The Qaturday Audience needs distraction to mask the everyday moral repulsion that is a permanent feature of modern society with all its hateful technologies and social rules.

Qaturday provides an outlet – a third place – for the audience’s awkward sense of not living a dignified natural existence. It provides the robotic social-climber with an instant nature fix, without demanding that he alter his modern behavior in any way that might actually help other animals (and his own species) to survive with dignity. In this way, Qaturday is like binge eating to forget about a weight problem and cholesterol: it’s only therapeutic insofar as denial is.

The Qaturday audience is lonely and lost, and finds solace in the monotonous voice of mass media, in the zany meaninglessness of Qaturday images, and in the static helplessness and cuteness found in each pic. Helplessness is an accelerant for feline cuteness so elation comes quickly  in a rush of empowerment.

Helplessness is something humans like to project onto their domestic animals. They enslave their pets, thus rendering them helpless in order to get maximum cuteness and maximum thrills out of them. Pethood is about human thrill-seeking and not interspecies coexistence. Pet owners project their own helplessness onto their housepets by forcing these captured beasts to live vicariously for their masters’ pleasure.

Tragically, human societies are organized on the pet model as well. Pethood is the miserable state of most humans of all classes, and that’s why a little role-reversal at the end of the day feels soothing – harmless revenge on a creature that God probably intended for humans to torture anyways.

There’s never enough time for the complexities of philosophy or of thoughtful education among the Qaturday Audience. The  zero-attention-span of the 9-5 caffeinated workaday requires some kind of distraction from real life/non-fiction. So the time-starved cubicle-bot seeks out Qaturdays that provide cuteness, zaniness, and an adequate dose of irony to conceal the incompatibility of the juxtaposed images. And all of it instantly and with the illusion of thought behind it.

These cats don’t know what they’re saying to the Qaturday Audience. Much like their homo sapien audience, these cats have been programmed to have “opinions” that have nothing to do with the actual needs or instincts of the featured cat models. The Qaturday Audience recognizes itself here, but only on a sub-conscious level. On a conscious level, the Audience is completely unaware of anything except its fabricated “need” for entertainment and cuteness.

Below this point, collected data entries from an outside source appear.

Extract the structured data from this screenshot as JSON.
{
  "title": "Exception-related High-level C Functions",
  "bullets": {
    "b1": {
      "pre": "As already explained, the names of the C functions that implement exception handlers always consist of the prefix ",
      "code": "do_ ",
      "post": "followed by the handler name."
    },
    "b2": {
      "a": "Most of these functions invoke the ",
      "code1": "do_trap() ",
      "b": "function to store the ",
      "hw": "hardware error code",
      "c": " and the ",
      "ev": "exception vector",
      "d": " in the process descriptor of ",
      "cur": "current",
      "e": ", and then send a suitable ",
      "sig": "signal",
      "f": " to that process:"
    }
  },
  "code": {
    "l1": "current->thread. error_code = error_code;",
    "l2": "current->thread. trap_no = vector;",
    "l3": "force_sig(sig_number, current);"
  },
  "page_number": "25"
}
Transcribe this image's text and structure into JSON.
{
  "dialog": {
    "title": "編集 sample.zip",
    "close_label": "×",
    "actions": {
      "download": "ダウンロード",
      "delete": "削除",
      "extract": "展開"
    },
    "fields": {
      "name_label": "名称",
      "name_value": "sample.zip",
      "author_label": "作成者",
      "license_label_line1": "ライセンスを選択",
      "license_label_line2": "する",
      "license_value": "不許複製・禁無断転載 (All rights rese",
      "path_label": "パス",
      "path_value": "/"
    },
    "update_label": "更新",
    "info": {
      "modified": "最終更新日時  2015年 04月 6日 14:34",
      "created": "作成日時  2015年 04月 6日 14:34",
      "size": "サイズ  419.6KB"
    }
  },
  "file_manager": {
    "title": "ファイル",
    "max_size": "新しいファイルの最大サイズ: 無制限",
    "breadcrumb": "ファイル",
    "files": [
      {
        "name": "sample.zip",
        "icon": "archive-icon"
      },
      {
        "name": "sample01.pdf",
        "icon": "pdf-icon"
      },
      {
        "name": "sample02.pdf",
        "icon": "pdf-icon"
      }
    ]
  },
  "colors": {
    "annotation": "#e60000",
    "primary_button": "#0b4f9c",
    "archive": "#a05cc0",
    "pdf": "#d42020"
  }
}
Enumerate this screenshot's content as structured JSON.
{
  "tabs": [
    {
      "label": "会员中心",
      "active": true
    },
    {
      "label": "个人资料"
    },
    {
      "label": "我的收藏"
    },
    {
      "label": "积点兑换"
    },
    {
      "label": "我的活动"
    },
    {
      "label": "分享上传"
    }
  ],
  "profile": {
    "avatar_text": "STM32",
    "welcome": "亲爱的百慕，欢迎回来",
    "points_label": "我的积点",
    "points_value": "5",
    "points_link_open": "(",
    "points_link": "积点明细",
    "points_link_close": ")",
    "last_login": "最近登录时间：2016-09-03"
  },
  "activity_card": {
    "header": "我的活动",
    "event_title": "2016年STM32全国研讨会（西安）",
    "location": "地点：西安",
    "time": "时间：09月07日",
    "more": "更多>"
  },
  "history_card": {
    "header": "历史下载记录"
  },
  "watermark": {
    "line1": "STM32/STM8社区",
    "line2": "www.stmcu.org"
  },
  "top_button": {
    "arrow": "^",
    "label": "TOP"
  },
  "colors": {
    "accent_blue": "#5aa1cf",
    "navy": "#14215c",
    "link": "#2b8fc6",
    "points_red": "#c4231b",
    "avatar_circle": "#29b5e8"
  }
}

And it is in this artificially implanted “need” that Feline Cuteness Hegemony finds a willing host to set up a base from which to conquer your independent thought.


The Qaturday Mail Bag:

Q: Isn’t caturday just pix of cats with funny words added by human beings?

A: This is like asking if Las Vegas is a city where you can play cards. Yes – but it’s much, much more.

Q: What if the words in the caturday aren’t even funny?

 A: There is an important paradigmatic difference between serious caturdays, and unfunny ones. The unfunny ones are often unserious as well.

Q: What is Qaturday?

A: Qaturday is the re-fusion of humanity and its animal nature. Post-civilization.

Q: What does Qaturday demand of the audience?

A: It demands that its audience get away from its texts and its fake history and return to nature, to instincts, and to letting the environment decide things rather than trying to change the environment.